Survey participants are asked to answer each question as “positive,” “negative” or “neutral." It's a pretty fuzzy questionnaire, you will admit, but of course it's not designed to elicit accurate answers, just feelings, and apparently it does that well. Once the data is gathered it's complexly calculated to produce an index value for each question, and then those are averaged to form the Consumer Confidence Index. (The average of values for questions one and three forms the Present Situation Index; the average of index values for questions two, four and five forms the Expectations Index.) The data is calculated for the United States as a whole and for each of the country’s nine census regions.
So why go through all this foofaraw? Because manufacturers, retailers, banks and the government monitor changes in the CCI and factor the data into their business and policy decisions. Index changes of less than 5% are often dismissed as inconsequential, but moves of 5% or more often indicate a true change. A month-on-month decreasing trend suggests consumers have a negative outlook on their ability to secure and retain good jobs. Manufacturers may expect consumers to avoid retail purchases, particularly big-ticket items that require financing, so they may pare down inventories to reduce overhead or delay capital expenditures. Likewise, banks can anticipate a decrease in lending activity, mortgage applications and credit card use. When faced with a down-trending index, the government has a variety of options, such as issuing a tax rebate or taking other fiscal or monetary action to stimulate the economy. Conversely, a rising trend in consumer confidence indicates improvements in consumer buying patterns. Manufacturers can increase production and hiring, banks can expect increased demand for credit, builders can prepare for a rise in home construction (ah, ha ha ha) and government can anticipate improved tax revenues from the increase in consumer spending.

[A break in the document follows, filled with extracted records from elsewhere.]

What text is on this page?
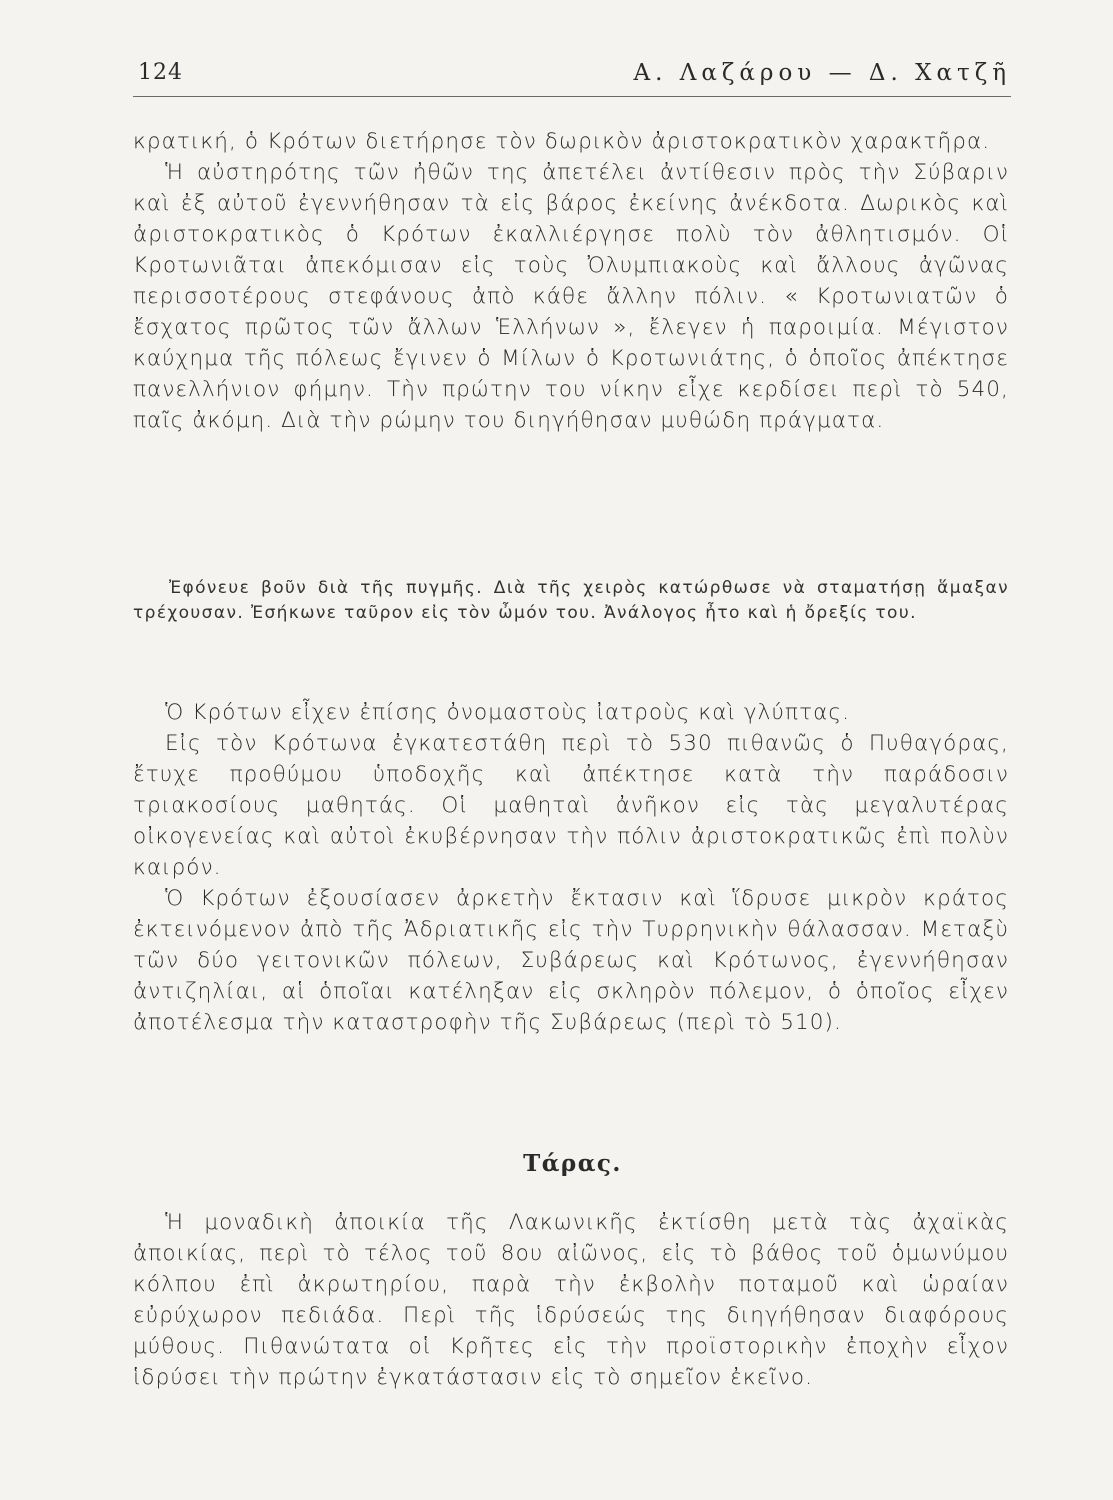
124	Α. Λαζάρου — Δ. Χατζῆ

κρατική, ὁ Κρότων διετήρησε τὸν δωρικὸν ἀριστοκρατικὸν χαρακτῆρα.

Ἡ αὐστηρότης τῶν ἠθῶν της ἀπετέλει ἀντίθεσιν πρὸς τὴν Σύβαριν καὶ ἐξ αὐτοῦ ἐγεννήθησαν τὰ εἰς βάρος ἐκείνης ἀνέκδοτα. Δωρικὸς καὶ ἀριστοκρατικὸς ὁ Κρότων ἐκαλλιέργησε πολὺ τὸν ἀθλητισμόν. Οἱ Κροτωνιᾶται ἀπεκόμισαν εἰς τοὺς Ὀλυμπιακοὺς καὶ ἄλλους ἀγῶνας περισσοτέρους στεφάνους ἀπὸ κάθε ἄλλην πόλιν. « Κροτωνιατῶν ὁ ἔσχατος πρῶτος τῶν ἄλλων Ἑλλήνων », ἔλεγεν ἡ παροιμία. Μέγιστον καύχημα τῆς πόλεως ἔγινεν ὁ Μίλων ὁ Κροτωνιάτης, ὁ ὁποῖος ἀπέκτησε πανελλήνιον φήμην. Τὴν πρώτην του νίκην εἶχε κερδίσει περὶ τὸ 540, παῖς ἀκόμη. Διὰ τὴν ρώμην του διηγήθησαν μυθώδη πράγματα.

Ἐφόνευε βοῦν διὰ τῆς πυγμῆς. Διὰ τῆς χειρὸς κατώρθωσε νὰ σταματήσῃ ἅμαξαν τρέχουσαν. Ἐσήκωνε ταῦρον εἰς τὸν ὦμόν του. Ἀνάλογος ἦτο καὶ ἡ ὄρεξίς του.

Ὁ Κρότων εἶχεν ἐπίσης ὀνομαστοὺς ἰατροὺς καὶ γλύπτας.

Εἰς τὸν Κρότωνα ἐγκατεστάθη περὶ τὸ 530 πιθανῶς ὁ Πυθαγόρας, ἔτυχε προθύμου ὑποδοχῆς καὶ ἀπέκτησε κατὰ τὴν παράδοσιν τριακοσίους μαθητάς. Οἱ μαθηταὶ ἀνῆκον εἰς τὰς μεγαλυτέρας οἰκογενείας καὶ αὐτοὶ ἐκυβέρνησαν τὴν πόλιν ἀριστοκρατικῶς ἐπὶ πολὺν καιρόν.

Ὁ Κρότων ἐξουσίασεν ἀρκετὴν ἔκτασιν καὶ ἵδρυσε μικρὸν κράτος ἐκτεινόμενον ἀπὸ τῆς Ἀδριατικῆς εἰς τὴν Τυρρηνικὴν θάλασσαν. Μεταξὺ τῶν δύο γειτονικῶν πόλεων, Συβάρεως καὶ Κρότωνος, ἐγεννήθησαν ἀντιζηλίαι, αἱ ὁποῖαι κατέληξαν εἰς σκληρὸν πόλεμον, ὁ ὁποῖος εἶχεν ἀποτέλεσμα τὴν καταστροφὴν τῆς Συβάρεως (περὶ τὸ 510).

Τάρας.

Ἡ μοναδικὴ ἀποικία τῆς Λακωνικῆς ἐκτίσθη μετὰ τὰς ἀχαϊκὰς ἀποικίας, περὶ τὸ τέλος τοῦ 8ου αἰῶνος, εἰς τὸ βάθος τοῦ ὁμωνύμου κόλπου ἐπὶ ἀκρωτηρίου, παρὰ τὴν ἐκβολὴν ποταμοῦ καὶ ὡραίαν εὐρύχωρον πεδιάδα. Περὶ τῆς ἱδρύσεώς της διηγήθησαν διαφόρους μύθους. Πιθανώτατα οἱ Κρῆτες εἰς τὴν προϊστορικὴν ἐποχὴν εἶχον ἱδρύσει τὴν πρώτην ἐγκατάστασιν εἰς τὸ σημεῖον ἐκεῖνο.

It's important to keep in mind that economists view consumer confidence as a lagging indicator, which responds only after the overall economy has already changed, since it takes time for consumers to respond to macro-economic events. The importance of a lagging indicator is that it confirms that a pattern is occurring: An increase in spending today may reflect the results of an economy that recovered a few months ago while a decrease in spending today may confirm an ongoing recession. So whatever the CCI says next Tuesday morning, remember that it doesn’t tell us what's going to happen, but what has happened and whether it can be expected to continue.